The world does not need words. It articulates itself
in sunlight, leaves, and shadows. The stones on the path
are no less real for lying uncatalogued and uncounted.
The fluent leaves speak only the dialect of pure being.
The kiss is still itself though no words were spoken.”
From “Words” in Interrogations at Noon, by Dana Gioia
Whereas admission is about what we know, submission is about what we don’t know.
Poetry seems to bring a level of obscurity to whatever is being portrayed. It is unlike exposition which attempts to bring clarity through directness. Poetry acknowledges and accepts the power that mystery holds over human existence.
Perhaps this spirit of poetry is the reason Jesus of Nazareth taught in the form of parable so often (Matthew 13). His obtuseness was purposeful so that those who would get it would actually get it, could; whereas those who would not, could not get the point of the teaching. There was a level of mental work needed to figure out the mystery of Jesus’ teaching and he knew that those who would do that work would respond to his teaching.
Poetry communicates through this same process and is therefore a better way to address life’s mysteries. It is perhaps the Modern world’s arrogance to think that all information we don’t know about this world and reality is just waiting for us to go out and discover it, that complete knowledge is within our grasp. A simple illustration I have often used to describe the limits of our knowledge begins by drawing a circle on a piece of paper. I then say to whomever I am talking to, suppose the circle represented all that exists – all Truth, all knowledge, etc. I then ask them to mark inside the circle how much of that knowledge do they know. Inevitably the marks I have seen made inside the circle are barely larger then the dot a ball-point pen. The mistake would be to think that the rest of the knowledge inside that circle is attainable.

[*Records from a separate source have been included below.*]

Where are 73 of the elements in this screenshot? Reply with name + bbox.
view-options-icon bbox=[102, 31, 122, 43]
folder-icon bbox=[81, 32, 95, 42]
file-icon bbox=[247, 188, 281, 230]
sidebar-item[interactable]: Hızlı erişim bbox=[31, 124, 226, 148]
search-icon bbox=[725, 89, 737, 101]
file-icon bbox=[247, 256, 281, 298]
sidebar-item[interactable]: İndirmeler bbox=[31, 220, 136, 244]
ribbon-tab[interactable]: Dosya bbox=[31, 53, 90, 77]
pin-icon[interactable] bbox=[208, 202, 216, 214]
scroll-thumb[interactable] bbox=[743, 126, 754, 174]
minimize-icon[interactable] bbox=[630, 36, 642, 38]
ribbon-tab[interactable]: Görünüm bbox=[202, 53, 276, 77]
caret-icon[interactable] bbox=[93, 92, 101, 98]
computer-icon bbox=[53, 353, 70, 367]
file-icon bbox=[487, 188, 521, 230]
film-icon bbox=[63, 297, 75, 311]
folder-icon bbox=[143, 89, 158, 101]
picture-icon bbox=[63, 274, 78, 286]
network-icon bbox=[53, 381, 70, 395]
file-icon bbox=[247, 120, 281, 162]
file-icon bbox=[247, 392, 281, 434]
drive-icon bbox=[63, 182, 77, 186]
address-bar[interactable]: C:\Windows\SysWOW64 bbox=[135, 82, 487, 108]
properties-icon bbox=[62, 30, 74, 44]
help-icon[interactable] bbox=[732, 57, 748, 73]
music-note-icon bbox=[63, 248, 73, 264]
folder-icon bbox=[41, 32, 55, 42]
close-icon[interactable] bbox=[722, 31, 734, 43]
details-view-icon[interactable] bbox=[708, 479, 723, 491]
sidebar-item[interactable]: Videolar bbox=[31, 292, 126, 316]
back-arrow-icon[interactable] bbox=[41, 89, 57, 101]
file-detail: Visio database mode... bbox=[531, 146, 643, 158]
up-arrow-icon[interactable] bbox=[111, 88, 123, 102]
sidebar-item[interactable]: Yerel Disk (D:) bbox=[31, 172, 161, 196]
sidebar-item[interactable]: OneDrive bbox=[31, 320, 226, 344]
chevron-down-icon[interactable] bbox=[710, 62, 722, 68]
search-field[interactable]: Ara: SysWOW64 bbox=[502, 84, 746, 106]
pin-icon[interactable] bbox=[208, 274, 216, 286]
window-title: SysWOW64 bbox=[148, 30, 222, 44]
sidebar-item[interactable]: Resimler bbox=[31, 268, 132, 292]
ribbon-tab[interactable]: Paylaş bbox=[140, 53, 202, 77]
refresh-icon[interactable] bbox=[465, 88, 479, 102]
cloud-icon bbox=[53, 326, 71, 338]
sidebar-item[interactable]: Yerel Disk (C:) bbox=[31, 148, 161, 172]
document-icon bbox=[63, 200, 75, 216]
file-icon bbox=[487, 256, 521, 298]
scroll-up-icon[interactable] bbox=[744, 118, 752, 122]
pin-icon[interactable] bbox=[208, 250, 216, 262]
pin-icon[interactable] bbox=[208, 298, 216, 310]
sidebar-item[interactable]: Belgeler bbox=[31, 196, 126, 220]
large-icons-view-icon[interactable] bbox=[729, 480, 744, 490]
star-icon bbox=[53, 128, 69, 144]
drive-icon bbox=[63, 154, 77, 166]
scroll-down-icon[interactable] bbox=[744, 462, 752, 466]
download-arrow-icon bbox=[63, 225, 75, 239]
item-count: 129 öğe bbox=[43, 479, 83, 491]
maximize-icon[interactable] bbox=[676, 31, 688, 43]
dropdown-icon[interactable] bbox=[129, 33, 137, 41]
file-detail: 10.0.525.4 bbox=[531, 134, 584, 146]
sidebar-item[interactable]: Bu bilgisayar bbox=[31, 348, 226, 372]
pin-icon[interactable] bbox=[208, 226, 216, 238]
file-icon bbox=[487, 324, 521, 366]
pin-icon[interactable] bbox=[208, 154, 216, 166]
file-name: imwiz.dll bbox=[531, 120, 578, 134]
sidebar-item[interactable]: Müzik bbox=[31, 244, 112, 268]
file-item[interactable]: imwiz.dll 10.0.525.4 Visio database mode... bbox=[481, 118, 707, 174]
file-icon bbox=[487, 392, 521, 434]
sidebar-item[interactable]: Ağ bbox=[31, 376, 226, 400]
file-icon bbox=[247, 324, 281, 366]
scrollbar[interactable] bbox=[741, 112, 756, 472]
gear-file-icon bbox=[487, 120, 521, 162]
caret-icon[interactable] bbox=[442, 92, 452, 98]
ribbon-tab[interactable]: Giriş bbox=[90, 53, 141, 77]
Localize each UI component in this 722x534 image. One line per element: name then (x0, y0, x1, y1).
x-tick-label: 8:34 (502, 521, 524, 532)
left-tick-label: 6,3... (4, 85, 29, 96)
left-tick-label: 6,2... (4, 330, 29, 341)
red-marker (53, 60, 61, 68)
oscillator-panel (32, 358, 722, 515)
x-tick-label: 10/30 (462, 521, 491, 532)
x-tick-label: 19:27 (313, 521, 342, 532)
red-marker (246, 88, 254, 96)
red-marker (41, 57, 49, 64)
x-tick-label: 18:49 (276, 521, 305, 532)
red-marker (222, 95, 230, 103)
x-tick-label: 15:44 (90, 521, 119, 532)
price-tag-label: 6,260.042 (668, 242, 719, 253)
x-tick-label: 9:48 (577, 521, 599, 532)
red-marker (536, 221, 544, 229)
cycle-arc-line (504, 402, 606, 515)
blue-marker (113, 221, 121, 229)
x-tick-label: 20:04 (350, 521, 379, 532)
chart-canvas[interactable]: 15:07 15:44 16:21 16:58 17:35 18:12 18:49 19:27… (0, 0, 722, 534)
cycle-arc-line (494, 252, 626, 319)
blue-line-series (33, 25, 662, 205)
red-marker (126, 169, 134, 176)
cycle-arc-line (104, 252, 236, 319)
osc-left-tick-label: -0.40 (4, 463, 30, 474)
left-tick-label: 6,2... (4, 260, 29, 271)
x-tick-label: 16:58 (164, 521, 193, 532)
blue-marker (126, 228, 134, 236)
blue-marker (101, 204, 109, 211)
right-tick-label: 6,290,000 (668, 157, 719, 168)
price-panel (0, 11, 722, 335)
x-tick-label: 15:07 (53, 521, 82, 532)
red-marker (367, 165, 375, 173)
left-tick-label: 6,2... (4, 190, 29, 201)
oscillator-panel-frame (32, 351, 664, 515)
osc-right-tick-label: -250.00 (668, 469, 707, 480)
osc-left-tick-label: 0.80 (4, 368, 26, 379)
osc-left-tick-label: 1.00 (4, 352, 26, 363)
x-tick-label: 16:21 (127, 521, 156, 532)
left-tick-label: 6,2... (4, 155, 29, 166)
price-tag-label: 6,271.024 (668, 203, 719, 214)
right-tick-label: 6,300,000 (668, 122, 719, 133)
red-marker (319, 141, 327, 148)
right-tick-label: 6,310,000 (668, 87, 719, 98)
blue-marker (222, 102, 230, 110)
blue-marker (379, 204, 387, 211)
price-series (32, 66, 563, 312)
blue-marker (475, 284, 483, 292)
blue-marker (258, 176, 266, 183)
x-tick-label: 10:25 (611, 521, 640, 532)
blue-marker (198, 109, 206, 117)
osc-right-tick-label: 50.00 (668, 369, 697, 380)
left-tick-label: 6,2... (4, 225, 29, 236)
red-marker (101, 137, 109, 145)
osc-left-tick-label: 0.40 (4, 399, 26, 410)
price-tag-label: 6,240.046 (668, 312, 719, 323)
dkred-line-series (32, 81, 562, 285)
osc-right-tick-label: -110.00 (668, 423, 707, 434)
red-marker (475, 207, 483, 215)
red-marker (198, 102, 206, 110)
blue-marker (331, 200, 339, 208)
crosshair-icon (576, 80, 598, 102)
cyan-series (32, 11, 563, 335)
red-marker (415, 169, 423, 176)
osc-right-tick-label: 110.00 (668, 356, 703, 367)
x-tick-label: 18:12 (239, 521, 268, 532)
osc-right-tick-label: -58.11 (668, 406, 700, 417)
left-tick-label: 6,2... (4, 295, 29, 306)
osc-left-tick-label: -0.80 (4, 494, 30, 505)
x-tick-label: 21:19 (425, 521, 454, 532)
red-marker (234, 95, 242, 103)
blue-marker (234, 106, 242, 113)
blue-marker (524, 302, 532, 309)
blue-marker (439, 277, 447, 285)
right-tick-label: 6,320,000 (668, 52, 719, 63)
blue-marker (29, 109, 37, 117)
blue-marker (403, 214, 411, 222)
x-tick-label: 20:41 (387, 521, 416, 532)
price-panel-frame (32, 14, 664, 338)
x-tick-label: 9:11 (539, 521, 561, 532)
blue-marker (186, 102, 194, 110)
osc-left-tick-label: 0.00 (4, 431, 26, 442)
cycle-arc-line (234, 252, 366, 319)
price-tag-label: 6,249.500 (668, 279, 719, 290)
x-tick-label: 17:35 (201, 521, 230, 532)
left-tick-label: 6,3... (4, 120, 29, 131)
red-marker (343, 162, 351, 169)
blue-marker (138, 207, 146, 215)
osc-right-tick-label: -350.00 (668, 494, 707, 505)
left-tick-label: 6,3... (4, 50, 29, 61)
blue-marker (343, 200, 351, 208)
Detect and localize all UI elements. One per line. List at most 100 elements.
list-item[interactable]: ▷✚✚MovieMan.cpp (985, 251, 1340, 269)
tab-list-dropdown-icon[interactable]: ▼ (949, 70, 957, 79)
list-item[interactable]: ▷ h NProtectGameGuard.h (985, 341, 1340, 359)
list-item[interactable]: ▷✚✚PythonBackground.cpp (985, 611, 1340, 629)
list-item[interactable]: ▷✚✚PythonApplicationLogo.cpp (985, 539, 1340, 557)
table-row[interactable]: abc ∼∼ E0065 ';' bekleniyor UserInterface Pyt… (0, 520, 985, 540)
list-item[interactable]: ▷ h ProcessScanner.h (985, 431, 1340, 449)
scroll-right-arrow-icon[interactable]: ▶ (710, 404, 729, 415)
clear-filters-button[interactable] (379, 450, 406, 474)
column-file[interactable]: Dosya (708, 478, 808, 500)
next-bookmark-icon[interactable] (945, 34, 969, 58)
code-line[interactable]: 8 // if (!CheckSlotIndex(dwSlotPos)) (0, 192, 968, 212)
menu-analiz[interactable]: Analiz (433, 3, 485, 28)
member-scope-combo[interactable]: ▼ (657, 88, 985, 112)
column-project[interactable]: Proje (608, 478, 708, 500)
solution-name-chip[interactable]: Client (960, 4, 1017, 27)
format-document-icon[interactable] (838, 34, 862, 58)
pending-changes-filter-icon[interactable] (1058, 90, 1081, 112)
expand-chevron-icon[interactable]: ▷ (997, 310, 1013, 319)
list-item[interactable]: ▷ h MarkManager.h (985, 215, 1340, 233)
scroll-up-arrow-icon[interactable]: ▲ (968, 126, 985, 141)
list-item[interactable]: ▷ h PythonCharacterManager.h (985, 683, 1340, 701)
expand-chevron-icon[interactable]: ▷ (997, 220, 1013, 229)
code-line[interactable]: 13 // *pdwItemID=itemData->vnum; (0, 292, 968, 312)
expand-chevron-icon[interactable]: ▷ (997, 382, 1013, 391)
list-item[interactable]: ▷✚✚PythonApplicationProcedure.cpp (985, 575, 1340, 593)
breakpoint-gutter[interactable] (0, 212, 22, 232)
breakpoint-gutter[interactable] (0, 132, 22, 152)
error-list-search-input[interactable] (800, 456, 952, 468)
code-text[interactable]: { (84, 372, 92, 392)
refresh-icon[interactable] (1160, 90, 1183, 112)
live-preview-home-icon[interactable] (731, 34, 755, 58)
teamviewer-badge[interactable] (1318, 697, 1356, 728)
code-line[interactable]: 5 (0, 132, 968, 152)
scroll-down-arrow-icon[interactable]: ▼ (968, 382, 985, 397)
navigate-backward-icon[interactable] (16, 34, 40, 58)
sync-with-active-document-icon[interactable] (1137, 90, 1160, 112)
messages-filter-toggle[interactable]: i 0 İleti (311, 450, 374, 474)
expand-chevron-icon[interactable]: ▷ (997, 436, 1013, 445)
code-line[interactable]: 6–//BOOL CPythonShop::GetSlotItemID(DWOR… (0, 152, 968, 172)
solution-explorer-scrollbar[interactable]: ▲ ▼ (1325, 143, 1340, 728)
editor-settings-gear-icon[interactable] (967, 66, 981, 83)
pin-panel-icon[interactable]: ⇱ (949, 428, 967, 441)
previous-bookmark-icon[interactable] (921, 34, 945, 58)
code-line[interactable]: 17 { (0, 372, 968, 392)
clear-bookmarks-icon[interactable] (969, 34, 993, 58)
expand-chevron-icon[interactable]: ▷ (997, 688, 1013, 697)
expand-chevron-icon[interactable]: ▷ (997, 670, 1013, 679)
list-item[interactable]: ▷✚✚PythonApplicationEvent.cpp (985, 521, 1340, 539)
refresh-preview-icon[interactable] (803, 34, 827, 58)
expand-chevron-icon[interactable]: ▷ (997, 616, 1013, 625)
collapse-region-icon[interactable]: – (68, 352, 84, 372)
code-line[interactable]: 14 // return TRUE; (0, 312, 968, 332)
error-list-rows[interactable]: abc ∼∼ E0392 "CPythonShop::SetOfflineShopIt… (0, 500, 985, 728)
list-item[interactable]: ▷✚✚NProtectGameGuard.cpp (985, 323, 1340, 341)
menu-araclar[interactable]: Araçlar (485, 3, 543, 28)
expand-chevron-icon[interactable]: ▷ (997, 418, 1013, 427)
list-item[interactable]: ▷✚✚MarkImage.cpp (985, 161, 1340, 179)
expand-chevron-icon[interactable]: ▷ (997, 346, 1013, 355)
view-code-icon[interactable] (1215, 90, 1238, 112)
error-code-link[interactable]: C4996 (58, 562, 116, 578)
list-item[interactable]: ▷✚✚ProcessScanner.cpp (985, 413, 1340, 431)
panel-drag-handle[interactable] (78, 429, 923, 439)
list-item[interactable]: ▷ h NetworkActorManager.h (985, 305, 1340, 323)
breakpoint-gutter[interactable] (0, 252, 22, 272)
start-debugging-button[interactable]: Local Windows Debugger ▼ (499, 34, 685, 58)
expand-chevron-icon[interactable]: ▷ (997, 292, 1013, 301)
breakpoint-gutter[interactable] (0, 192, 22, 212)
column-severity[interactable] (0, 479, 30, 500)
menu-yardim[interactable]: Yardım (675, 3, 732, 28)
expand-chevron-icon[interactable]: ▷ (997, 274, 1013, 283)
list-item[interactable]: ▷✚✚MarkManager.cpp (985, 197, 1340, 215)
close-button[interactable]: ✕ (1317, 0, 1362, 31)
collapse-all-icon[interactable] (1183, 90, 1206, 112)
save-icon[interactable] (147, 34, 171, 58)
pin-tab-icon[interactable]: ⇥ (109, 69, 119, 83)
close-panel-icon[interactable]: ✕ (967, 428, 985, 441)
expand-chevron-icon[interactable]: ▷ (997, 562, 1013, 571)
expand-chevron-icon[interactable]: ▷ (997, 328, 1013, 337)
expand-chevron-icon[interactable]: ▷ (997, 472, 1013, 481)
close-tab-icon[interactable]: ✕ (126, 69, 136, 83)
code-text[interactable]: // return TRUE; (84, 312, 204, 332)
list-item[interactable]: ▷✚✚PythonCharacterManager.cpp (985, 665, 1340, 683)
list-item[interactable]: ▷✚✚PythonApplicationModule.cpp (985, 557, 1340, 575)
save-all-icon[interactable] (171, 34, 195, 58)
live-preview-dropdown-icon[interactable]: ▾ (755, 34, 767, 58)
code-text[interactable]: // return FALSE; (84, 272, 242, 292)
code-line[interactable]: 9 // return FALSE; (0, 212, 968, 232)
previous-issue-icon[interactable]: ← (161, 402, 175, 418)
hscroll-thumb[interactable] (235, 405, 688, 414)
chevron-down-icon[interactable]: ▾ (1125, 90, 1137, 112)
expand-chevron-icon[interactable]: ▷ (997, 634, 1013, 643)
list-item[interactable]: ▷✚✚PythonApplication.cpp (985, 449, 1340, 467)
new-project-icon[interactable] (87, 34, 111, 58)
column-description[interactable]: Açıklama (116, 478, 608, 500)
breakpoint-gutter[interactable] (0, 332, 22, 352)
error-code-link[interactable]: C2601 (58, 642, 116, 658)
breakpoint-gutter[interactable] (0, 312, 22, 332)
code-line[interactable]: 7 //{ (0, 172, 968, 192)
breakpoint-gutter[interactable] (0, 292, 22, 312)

Yet the stones remain less real to those who cannot
name them, or read the mute syllables graven in silica.
To see a red stone is less than seeing it as jasper –
metamorphic quartz, cousin to the flint the Kiowa
carved as arrowheads. To name is to know and remember.”
From “Words” in Interrogations at Noon, by Dana Gioia
Poetry humbly reminds me that I have limitations and I need to embrace them to live a more human life. When I read or write poetry I am resting on what I do and can know about this world and respecting what I don’t or can’t know about this world. At the same time I am also waiting for more of the mystery of life to be revealed to me through my experiences, my reading, my relationships, and my own reasoning out all these things. Mystery not only tells me that I may not be able to know some things, but it also invites me to explore more things. Poetry gives me a “table”, so to speak, upon which I can spread all my encounters with mystery to look at them and invite others also to share in them.
If you have read poems at the end of which you have thought, “What?” Don’t despair. I am in my fifth or sixth intensive reading through T.S. Eliot’s, Four Quartets and I think I am only just now beginning to grasp small bites of those 20 vignettes.
But isn’t this human experience? Living life within the bounds of what we know, trying to incorporate into it the things we don’t – even things beyond our understanding? This is why I enjoy poetry, and why you should too.
I think it is not just poetry, but almost all of what I like to term the “evocative arts”. Music can do much the same. I heard the Baltimore Symphony Orchestra perform Bruckner’s Te Deum and Beethoven’s Ninth last week. I was so moved by how two completely different people were so much aware of the majesty and in awe of the mystery of life — and the mysteries of God. Particularly in the finale of the Ninth, the wonderful and gracious “Ode to Joy”. Joy seems so simple, and yet Beethoven reminds us how it can be so complex and mysterious.
Great poetry, like all works of greatness, evokes in each of us both the greatness of our humanity (for we are created in the image of God) and mystery of our creation. It should not solve that mystery for us, but push us ever forward to explore that mystery for ourselves.